We’ve never been to Canada. And we wanted to go. So, we left the motorhome behind at my friend Cody’s house and took a bus into Seattle to catch a ferry to Victoria, BC. My thanks to Cody for waking up long before the crack of dawn to drop us off at the bus stop. Knowing we’d rather be tired than late, we arrived an hour early to the pier. Running off fumes of espresso and salty sea air we boarded the ferry.
Canada is a country full of friendly people. That’s a fact. Or at least an opinion. One of the two. That is my (and Nate’s) general impression of the extraordinarily small cross-section we saw of this vast country. Our experience with the friendly people of Canada began as soon as we boarded the ferry. Crossing the waters of Puget Sound, we made several new friends who were happy to help us get oriented to Victoria.
Oh yes, and I just remembered… we saw orcas! About 30 yards from the boat a small pod was swimming the same direction as us and let me tell you. It was cool. People were scrambling up and down the aisles to get a glimpse and snap a picture (ok mostly me and like one other guy but still…). Actually though I only got a video which is fine, except now I need to start posting videos. Stay tuned.
Victoria is a beautiful city, I highly recommend visiting. I could see why it’s known as the city of gardens.
There is a lot to do within walking distance downtown. Ok, it sounds like a tourist trap, and probably is, but Miniature World was actually way more fun than I expected. It’s a hundred different miniature scenes depicting anything from fairy tales to a real working mini saw-mill. They have historically accurate recreations of battles from the Civil War and many others. It’s weird. But somehow really entertaining.
I’m also really happy that we made time to see the Royal BC Museum. It was, hands down, the most interesting and interactive museum I’ve ever been to. And yes, before you ask, I’ve been to other museums. Half of it is natural history, with ancient creatures as well as current wilderness scenes. There is a marine biology lab that makes you feel like you’re in the submarine from 20,000 Leagues Under The Sea, and it was easy to see how much fun it was for children (and me!).
The other half was devoted to human history. It felt more like we were on the set of an historically accurate movie than in a museum. You can wander from a room detailing the Native cultures of BC into the hull of a ship from the early 1800’s, through china town and into the silent film theatre, where you can actually sit and watch Charlie Chaplin. We spent hours in the museum but could have spent many more.
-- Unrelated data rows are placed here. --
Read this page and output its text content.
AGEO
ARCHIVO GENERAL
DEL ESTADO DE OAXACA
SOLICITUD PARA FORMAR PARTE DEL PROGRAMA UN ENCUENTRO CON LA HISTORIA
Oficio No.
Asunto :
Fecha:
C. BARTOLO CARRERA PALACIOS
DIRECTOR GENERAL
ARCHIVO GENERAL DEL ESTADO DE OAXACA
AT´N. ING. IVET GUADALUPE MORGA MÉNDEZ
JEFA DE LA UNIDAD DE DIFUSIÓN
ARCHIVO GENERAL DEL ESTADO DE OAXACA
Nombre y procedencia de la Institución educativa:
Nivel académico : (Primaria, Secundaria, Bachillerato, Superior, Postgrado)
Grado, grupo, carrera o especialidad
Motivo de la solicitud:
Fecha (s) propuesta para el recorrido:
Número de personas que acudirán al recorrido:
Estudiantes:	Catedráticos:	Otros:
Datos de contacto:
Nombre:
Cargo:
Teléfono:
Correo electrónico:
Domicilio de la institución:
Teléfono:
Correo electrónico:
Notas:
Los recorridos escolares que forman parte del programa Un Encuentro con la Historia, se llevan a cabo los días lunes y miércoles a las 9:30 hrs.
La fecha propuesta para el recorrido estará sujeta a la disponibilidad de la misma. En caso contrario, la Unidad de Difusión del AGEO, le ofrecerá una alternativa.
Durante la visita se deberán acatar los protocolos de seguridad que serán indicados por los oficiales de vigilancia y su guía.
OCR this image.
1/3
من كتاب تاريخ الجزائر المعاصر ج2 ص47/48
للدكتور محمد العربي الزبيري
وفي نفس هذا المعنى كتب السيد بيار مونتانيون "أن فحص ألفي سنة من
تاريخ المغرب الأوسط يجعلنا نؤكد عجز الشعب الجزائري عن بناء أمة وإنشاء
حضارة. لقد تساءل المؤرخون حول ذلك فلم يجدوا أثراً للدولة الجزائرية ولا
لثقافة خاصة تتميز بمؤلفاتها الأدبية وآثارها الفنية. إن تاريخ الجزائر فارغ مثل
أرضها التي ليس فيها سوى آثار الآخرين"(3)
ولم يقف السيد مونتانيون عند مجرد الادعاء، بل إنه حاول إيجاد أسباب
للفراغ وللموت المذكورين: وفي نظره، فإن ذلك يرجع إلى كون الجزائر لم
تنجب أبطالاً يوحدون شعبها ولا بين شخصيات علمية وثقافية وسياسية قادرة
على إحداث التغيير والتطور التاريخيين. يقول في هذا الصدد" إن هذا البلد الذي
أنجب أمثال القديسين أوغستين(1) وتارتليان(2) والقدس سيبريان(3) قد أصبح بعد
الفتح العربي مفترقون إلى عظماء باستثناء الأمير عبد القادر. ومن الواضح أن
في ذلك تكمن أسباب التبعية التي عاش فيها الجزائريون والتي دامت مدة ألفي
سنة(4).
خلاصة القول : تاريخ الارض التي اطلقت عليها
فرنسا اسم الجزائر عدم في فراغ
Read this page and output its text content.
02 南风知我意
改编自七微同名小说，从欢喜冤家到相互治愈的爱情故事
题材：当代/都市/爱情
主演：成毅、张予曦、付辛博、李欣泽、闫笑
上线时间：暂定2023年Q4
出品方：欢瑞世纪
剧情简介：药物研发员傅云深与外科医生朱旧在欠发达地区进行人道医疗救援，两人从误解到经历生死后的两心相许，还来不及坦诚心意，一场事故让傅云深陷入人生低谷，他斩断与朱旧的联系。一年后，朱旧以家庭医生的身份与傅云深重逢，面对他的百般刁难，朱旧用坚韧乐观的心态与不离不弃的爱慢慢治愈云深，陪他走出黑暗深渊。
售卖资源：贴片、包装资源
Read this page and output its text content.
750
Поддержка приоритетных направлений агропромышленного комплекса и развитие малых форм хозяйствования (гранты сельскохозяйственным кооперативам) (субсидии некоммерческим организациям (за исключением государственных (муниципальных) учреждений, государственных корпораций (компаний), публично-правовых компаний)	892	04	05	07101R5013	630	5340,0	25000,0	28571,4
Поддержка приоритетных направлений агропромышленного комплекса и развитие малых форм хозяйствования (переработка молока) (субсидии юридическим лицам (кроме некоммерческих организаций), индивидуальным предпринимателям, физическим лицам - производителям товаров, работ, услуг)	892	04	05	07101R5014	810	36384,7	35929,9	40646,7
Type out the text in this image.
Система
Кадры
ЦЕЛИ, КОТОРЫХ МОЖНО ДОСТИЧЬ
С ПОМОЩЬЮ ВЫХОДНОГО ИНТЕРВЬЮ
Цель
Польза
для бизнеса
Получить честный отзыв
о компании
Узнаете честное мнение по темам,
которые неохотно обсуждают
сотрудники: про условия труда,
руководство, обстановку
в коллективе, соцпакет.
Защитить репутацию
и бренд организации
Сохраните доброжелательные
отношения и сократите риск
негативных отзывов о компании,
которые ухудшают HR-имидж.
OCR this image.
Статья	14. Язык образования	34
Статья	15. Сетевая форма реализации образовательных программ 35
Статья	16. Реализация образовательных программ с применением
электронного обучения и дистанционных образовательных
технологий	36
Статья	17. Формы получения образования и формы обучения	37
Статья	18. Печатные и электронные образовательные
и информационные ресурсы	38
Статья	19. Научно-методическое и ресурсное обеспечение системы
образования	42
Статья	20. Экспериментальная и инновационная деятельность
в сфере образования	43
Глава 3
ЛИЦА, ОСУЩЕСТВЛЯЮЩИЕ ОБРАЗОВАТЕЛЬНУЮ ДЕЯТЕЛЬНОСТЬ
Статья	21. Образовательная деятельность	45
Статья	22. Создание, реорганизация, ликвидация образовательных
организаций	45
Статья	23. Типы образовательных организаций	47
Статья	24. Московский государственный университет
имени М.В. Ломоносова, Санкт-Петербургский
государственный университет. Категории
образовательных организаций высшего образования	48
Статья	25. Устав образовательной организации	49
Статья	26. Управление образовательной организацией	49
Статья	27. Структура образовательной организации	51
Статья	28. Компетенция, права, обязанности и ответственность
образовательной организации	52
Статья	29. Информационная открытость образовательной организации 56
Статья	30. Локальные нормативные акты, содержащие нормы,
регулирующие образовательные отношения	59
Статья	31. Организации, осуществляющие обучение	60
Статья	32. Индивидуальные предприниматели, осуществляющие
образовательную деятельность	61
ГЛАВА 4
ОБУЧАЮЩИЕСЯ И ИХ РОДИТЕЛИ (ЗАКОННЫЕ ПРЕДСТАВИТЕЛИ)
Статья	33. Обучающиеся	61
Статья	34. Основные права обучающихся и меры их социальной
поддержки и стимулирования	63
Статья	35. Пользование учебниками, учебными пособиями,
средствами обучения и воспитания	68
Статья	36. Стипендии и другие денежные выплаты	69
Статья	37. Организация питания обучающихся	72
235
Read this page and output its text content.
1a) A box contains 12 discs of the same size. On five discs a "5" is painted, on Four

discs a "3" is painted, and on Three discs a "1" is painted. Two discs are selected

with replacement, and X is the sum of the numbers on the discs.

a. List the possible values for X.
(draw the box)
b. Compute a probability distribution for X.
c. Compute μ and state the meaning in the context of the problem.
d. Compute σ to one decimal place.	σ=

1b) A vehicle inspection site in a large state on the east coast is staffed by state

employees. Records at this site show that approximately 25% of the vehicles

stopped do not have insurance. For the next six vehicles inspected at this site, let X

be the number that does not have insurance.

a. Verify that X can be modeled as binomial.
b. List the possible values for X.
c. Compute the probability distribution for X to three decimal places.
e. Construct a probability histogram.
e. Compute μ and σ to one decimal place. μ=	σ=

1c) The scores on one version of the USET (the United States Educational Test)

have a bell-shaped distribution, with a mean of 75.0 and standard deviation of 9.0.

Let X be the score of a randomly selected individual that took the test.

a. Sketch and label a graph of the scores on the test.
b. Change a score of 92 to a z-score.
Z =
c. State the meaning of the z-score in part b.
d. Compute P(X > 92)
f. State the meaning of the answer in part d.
Also attached to the BC Museum is a huge Imax movie theatre. The room is immense, the seating is on such a steep slope that you have no one obstructing your view, and the quality of the picture is incredible. We sat down right in the middle, next to an elderly couple who smiled and indicated the seats were not saved. The film we saw documented the nearly impossible task Canada faced when they built their transcontinental railroad. They took us along the route with an old steam engine, revived and working as it did 70 years ago. The images they got were stunning. Having an old steam engine chugging through the beautiful landscapes of the Selkirk and Rocky Mountains. After the movie was over, the old man sitting next to me, his face flush with emotion, turned to me and said, “And you can say you saw that movie while sitting next to one of the people who lived it. I was an engineer for the Canadian Pacific Railroad.” I couldn’t believe it.
Well after the movie, it was time to say goodbye to Victoria. We left on the ferry bound for Seattle, taking with us great memories of our foray into Canada.